Maître Pâtissier de France MOF Paris 1976 Global Ambassador of 3 star Michelin: The Waterside Inn, Bray.
It is easy to forget that 35 years ago, when my brother Albert and I set up the Roux Scholarship, how little respect British chefs had in the cooking world. Our desire in those days was to give younger chefs coming through the ranks, not just in our kitchens but others too, an opportunity to see other kitchens in Europe and gain experience that they could bring back to this country.
That’s an important point. It was, and always will be, about creating a better pool of chefs in this country who can then, themselves, pass the torch onto the next generation. I am happy to say that this has proved true. Just look at Andrew Fairlie, our first scholar. He has risen to the top of the profession; he is a great teacher and a great ambassador, not just of the Roux Scholarship, but of cooking in general.
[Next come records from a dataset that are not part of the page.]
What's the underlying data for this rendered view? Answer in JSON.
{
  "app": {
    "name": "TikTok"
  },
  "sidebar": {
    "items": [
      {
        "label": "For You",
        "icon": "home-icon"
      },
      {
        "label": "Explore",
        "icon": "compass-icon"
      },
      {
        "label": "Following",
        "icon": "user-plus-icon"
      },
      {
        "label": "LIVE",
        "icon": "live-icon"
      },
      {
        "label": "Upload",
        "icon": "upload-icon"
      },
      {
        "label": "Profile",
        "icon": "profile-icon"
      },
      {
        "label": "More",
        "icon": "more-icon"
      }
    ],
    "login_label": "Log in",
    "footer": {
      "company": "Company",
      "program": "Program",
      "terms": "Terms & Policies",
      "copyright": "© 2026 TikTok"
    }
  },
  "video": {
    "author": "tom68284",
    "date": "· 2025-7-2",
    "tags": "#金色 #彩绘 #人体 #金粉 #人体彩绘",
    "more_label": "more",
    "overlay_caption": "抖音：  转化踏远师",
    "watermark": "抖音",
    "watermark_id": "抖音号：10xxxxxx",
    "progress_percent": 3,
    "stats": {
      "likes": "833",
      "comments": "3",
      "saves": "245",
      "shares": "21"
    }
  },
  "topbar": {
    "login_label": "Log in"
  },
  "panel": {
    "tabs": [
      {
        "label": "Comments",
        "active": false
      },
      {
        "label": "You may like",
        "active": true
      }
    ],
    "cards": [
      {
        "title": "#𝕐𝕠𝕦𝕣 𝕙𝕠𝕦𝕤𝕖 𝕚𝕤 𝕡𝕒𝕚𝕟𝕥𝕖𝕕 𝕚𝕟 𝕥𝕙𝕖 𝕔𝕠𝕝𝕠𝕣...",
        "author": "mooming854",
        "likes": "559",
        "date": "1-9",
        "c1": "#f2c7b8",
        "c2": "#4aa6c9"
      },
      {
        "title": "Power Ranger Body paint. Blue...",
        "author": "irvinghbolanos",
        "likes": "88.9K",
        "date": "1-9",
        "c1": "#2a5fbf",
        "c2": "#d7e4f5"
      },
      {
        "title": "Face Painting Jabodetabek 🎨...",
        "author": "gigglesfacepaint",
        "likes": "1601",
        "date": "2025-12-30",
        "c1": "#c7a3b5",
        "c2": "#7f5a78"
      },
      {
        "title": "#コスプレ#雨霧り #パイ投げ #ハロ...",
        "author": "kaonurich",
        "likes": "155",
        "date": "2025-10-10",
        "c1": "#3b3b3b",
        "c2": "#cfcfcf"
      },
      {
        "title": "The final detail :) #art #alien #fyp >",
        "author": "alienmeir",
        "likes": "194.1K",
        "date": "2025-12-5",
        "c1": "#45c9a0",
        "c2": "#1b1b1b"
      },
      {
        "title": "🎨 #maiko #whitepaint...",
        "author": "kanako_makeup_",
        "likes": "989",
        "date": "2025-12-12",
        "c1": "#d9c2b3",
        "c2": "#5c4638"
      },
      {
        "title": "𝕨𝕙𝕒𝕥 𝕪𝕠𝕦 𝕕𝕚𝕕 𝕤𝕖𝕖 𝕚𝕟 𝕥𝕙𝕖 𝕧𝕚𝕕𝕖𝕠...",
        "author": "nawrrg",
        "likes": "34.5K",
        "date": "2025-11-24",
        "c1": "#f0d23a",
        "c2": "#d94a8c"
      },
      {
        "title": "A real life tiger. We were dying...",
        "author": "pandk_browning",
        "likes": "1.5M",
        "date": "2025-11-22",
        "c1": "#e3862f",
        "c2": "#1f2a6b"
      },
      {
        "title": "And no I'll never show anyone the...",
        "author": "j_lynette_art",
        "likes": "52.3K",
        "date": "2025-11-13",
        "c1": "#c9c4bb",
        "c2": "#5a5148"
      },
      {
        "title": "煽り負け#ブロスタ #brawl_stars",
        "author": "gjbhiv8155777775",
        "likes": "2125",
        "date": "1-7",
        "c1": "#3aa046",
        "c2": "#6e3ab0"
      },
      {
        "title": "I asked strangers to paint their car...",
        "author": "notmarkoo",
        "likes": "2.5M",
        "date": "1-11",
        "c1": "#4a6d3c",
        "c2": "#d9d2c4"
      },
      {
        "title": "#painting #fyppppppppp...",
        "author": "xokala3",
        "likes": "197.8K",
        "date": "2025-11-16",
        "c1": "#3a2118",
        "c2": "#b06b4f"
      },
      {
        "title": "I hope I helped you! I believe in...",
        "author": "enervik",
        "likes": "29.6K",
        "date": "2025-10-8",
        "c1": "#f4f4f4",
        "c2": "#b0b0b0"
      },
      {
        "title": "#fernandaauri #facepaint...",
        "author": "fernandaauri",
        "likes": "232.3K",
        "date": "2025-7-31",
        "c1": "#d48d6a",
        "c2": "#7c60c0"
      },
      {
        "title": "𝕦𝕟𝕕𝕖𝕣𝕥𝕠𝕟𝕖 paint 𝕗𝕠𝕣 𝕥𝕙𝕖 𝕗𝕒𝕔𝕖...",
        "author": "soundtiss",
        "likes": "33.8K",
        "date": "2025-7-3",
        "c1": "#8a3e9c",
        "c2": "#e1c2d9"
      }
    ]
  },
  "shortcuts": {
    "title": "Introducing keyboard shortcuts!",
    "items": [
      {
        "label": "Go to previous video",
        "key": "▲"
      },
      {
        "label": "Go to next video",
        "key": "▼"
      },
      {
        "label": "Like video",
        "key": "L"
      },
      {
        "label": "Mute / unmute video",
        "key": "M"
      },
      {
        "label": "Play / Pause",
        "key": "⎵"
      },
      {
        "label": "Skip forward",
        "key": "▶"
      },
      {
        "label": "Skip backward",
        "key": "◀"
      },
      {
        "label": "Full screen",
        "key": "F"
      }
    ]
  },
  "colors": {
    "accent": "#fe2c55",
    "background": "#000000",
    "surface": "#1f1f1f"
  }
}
We thought long and hard about how the “stage” should work. It had to be a period in which the young chef could escape their normal job and life and immerse themselves in a different culture and a different style of cooking. We felt that you didn’t really get to the best bits until the third month. Month one and two were about settling down and getting into a routine not just personally but professionally too. But in month three, and I have seen this time and time again, something starts to click with the chef and it is them they realise why they are in the position they are in and they see themselves in a different light.
However, if we had made the stage longer then we could have run into real problems. It’s not just about the chef you have to remember. It’s also about his or her employer. It is important that they buy into as well. If we had made the stage six months then there may not have been a job to come back to or even a relationship issue.
So, we have considered very carefully the stage and what it can do and I can say that I am proud of all of our scholars and between them they have achieved great things. We are a family and we enjoy each others company and we like to help each other.
Don’t forget that they are still teaching me by their questions, their fears and their dreams and that is the point of the scholarship. It is about education but not just their education. It has also been about my education as well. Our culinary educational trips, which we host every two years, are a great example of this. Recently we’ve been to California, New York and Japan and before this Germany, Italy and South Africa to name just a few.